The next problem is also on the IG side—handling the volume of intake responsibly. Currently, Recovery.gov simply has a page that says “Tell us your story.” There are no explanations for a whistleblower about what kinds of information to report, how they are or are not protected, or how the information will be used. That is an invitation for problems. We know from our own experience you need to have very clear directions, a tracking system, and a way to communicate further with the whistleblower for this to work at all. Given the volume of intake they will be receiving, this is an enormous but essential task, and one I know Earl Devaney is taking very seriously as he prepares to take over the site.
In that regard, I am happy to report that the Council of IGs has announced a cross-cutting review of all their hotline systems, I believe in part because POGO identified a number of weaknesses. While that review will be valuable for improving many of the tip-intake systems in the future, it may come too late to help protect Recovery Act funds from waste, fraud and abuse—the money is going out the door now and whistleblowers have already begun submitting tips. Because of the magnitude of funds being distributed, it is essential that interim steps be taken to implement more effective systems than those in place now. IGs should meet with representatives from the whistleblower community now in order to hash out best practices for outreach and tip intake. This is a terrific opportunity, not only to get it right for the purposes of the Recovery Act, but also to strengthen the capacity of many IGs to more effectively handle whistleblower cases.
Finally, and this will also mean a cultural change for some IGs, when there is a successful case of a whistleblower disclosure identifying a problem, the IG needs to herald it as a case well-done. Recently SIGTARP Neil Barofsky made a point in his testimony of saying that nearly one-third of his investigations were initiated because of tips coming to him through whistleblowers. This is the kind of positive reinforcement that will encourage others to come forward with disclosures of wrongdoing.
But even if the systems were to work perfectly, serious and sustained oversight from both the RAT Board and the Congress are essential. It is most likely that this oversight will be necessary to ensure the discretion clause included in Section 1553 is not abused. I want to be clear here. The clause is important: without it, IGs would have been required to investigate every single complaint received. As a person who runs an organization that receives such complaints, I can assure you such a requirement would have wasted valuable time and energy. However, the discretion given IGs regarding when they will or will not investigate disclosures is so broad as to be very worrisome. You can’t legislate judgment, but I do think this is where oversight will play an essential role.
Another area that requires congressional oversight, and where this Committee in particular has shown great strength, is in overseeing the IGs themselves.

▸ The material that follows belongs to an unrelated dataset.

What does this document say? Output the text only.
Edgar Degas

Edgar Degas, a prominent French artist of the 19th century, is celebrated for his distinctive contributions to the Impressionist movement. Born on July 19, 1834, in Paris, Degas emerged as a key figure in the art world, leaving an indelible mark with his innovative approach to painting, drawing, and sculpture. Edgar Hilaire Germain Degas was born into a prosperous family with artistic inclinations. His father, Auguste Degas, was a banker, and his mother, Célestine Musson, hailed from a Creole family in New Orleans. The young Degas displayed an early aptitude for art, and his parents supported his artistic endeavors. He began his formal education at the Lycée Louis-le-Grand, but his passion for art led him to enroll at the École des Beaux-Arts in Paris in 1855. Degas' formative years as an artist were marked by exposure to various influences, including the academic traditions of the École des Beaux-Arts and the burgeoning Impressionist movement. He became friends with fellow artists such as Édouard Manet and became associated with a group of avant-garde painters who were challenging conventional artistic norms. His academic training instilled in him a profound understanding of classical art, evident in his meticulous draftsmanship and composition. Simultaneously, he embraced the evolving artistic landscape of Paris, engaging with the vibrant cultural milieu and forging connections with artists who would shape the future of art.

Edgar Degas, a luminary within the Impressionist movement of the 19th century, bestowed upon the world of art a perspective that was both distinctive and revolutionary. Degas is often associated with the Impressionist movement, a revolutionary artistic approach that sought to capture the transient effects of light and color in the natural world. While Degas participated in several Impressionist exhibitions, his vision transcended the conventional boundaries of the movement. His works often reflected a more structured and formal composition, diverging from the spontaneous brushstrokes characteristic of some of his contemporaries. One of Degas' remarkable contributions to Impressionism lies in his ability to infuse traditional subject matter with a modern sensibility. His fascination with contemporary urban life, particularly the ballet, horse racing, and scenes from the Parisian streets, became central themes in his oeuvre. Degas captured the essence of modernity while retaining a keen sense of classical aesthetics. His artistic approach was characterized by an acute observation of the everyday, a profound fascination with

For example, it is in large part because of this Committee’s great work that the NASA IG was finally forced to resign after his poor performance, and the Committee deserves credit for sticking with that issue over the past several years.
At the moment, the stars are not in complete alignment for taxpayers to benefit from whistleblower disclosures, audits, and investigations of misconduct in Recovery Act spending. But the weaknesses are fixable—we just need to fix them now. I look forward to working with the Committee to accomplish that goal.